IDA VICENZIA
(da Associação
Internacional de Críticos de Teatro - AICT)
(Especial)
Bem, já que estamos no terreno da
narrativa, e que não pertenço ao "povo da Bíblia", mas compartilho de
sua melancolia (leia-se Walter Benjamin) - eu - membro rebelado que sou da não menos melancólica
"aristocracia rural brasileira", a qual não se permite outro tipo de
cultura a não ser a bovina (tomara que nenhum deles leia isso!) - "cultura"
essa que não compartilho - no momento procuro entender Diogo Liberano, diretor
e dramaturgo carioca.
Faz-se a dúvida sobre a natureza de sua
melancolia. Em um depoimento-vida, ou "narrativa", que presenciamos no
encontro com Diogo - uma mélange de reflexões
caseiras (porém não menos solucionadas), unidas a reminiscências e presenças,
ficção e poesia, (procuro esquecer a internet e e.mails citados), qual é,
afinal, a verdadeira natureza deste artista? Ele se apresenta, todos os fins de semana, até o dia 27 de
setembro, na Casa da Gávea. Na verdade, o que nos mostra Diogo são lembranças -
pessoais, inspiradas nas reflexões de Walter Benjamin em "O Narrador
- considerações sobre a obra de Nikolai
Leskov" - porém, dessas reflexões Diogo só nos revela os ensinamentos da
narrativa livre, ao seu bel prazer, presença única do "narrador-criador",
o que ele pretende ser, estranhamente, para uma platéia (reduzida, porém atenta),
na Casa da Gávea.
Bons motivos teve o Sr.
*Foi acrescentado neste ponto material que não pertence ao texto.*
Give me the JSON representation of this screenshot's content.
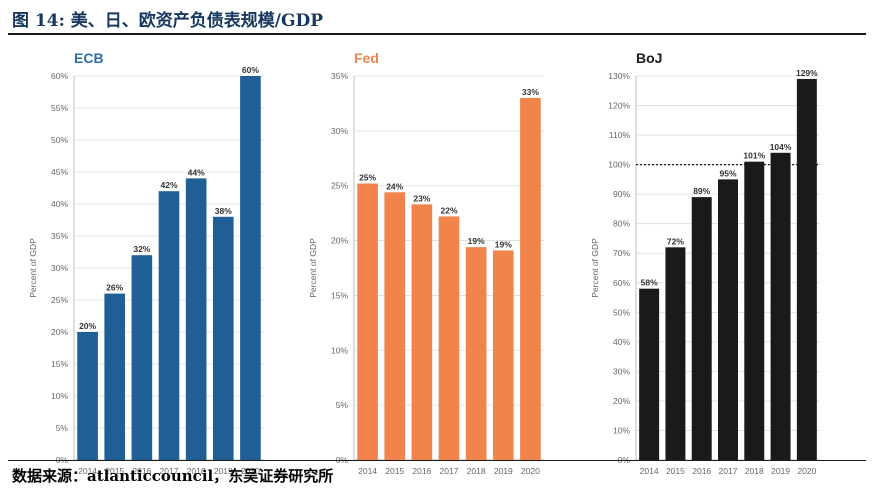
{
  "figure": {
    "title": "图 14:  美、日、欧资产负债表规模/GDP",
    "source": "数据来源：atlanticcouncil，东吴证券研究所"
  },
  "chart_data": [
    {
      "type": "bar",
      "title": "ECB",
      "title_color": "#2D6FA6",
      "bar_color": "#1F5F96",
      "categories": [
        "2014",
        "2015",
        "2016",
        "2017",
        "2018",
        "2019",
        "2020"
      ],
      "values": [
        20,
        26,
        32,
        42,
        44,
        38,
        60
      ],
      "value_labels": [
        "20%",
        "26%",
        "32%",
        "42%",
        "44%",
        "38%",
        "60%"
      ],
      "ylabel": "Percent of GDP",
      "ylim": [
        0,
        60
      ],
      "yticks": [
        "0%",
        "5%",
        "10%",
        "15%",
        "20%",
        "25%",
        "30%",
        "35%",
        "40%",
        "45%",
        "50%",
        "55%",
        "60%"
      ],
      "grid": true
    },
    {
      "type": "bar",
      "title": "Fed",
      "title_color": "#F0844A",
      "bar_color": "#F0844A",
      "categories": [
        "2014",
        "2015",
        "2016",
        "2017",
        "2018",
        "2019",
        "2020"
      ],
      "values": [
        25.2,
        24.4,
        23.3,
        22.2,
        19.4,
        19.1,
        33.0
      ],
      "value_labels": [
        "25%",
        "24%",
        "23%",
        "22%",
        "19%",
        "19%",
        "33%"
      ],
      "ylabel": "Percent of GDP",
      "ylim": [
        0,
        35
      ],
      "yticks": [
        "0%",
        "5%",
        "10%",
        "15%",
        "20%",
        "25%",
        "30%",
        "35%"
      ],
      "grid": true
    },
    {
      "type": "bar",
      "title": "BoJ",
      "title_color": "#1a1a1a",
      "bar_color": "#1a1a1a",
      "categories": [
        "2014",
        "2015",
        "2016",
        "2017",
        "2018",
        "2019",
        "2020"
      ],
      "values": [
        58,
        72,
        89,
        95,
        101,
        104,
        129
      ],
      "value_labels": [
        "58%",
        "72%",
        "89%",
        "95%",
        "101%",
        "104%",
        "129%"
      ],
      "ylabel": "Percent of GDP",
      "ylim": [
        0,
        130
      ],
      "yticks": [
        "0%",
        "10%",
        "20%",
        "30%",
        "40%",
        "50%",
        "60%",
        "70%",
        "80%",
        "90%",
        "100%",
        "110%",
        "120%",
        "130%"
      ],
      "grid": true,
      "reference_line": 100
    }
  ]
}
Benjamin, a quem
muito admiro, para pensar em seus contratempos. Desconheço - ou desconhecia -
os contratempos do nosso Diogo Liberano, porém posso assegurar-vos que ele ama
um desafio. Não posso negar-me (essa que vos escreve foi merecedora de
castigos, segundo sua família, por amar a arte, e isso não tem nada a ver com a
minha mania de falar sobre ela, a arte), não posso negar-me a esse narrador
moderno, embora a tentação do meu silêncio seja grande. Aliás, já deveria ter
aprendido a esperar, de Diogo Liberano, aquele artista que nunca nos prometeu "a rose garden", coisas as mais terríveis,
como "Sinfonia Sonho", por exemplo.
Mas constatamos, com surpresa, que a autopiedosa
ironia de Liberano se assemelha ao humor judeu! Sim, não há nada mais poderoso
do que se submeter a um desafio dessa ordem, incorrendo no perigo de encontrar,
passo a passo, a própria insanidade, e incutindo nela o humor irônico.
Constatamos a sua fascinação por abismos quando
relata a sua intimidade com a morte. As passagens a que se propõe, contando-as
em números - os mesmos, angustiados, passos de Benjamin - dão continuidade à narrativa e são recursos de autocompreensão.
Enfim,
desse encontro com Liberano o mais importante é o contato com a sua
desesperança. O fascínio pelos abismos e o encontro irresistível com a morte
são episódios que todo o sensitivo carrega na alma. Após a narrativa de
Liberano, certamente houve o encontro com seus semelhantes. Retiro-me, acabrunhada.
Impossível presença, a morte me acompanha. Seria o seu, um relato leskoviano?
Segundo Benjamin, Leskov é o narrador que sustenta os traços grandes e simples
de uma verdadeira narrativa. As da morte? Voamos como Ícaro para os espaços
sempre sonhados ... e a dúvida se estabelece. Ponto para Liberano.
Dramaturgia e
Performance, Digo Liberano; Composição Musical, Angel, de Rodrigo Marçal; Colab. Artística, Th Inominável; Registro
Audiovisual, Philippe Baptiste; Foto, Ana Clara Carvalho; Produção, Clarissa
Menezes e Thiago Pimentel; Realização, Th Inominável.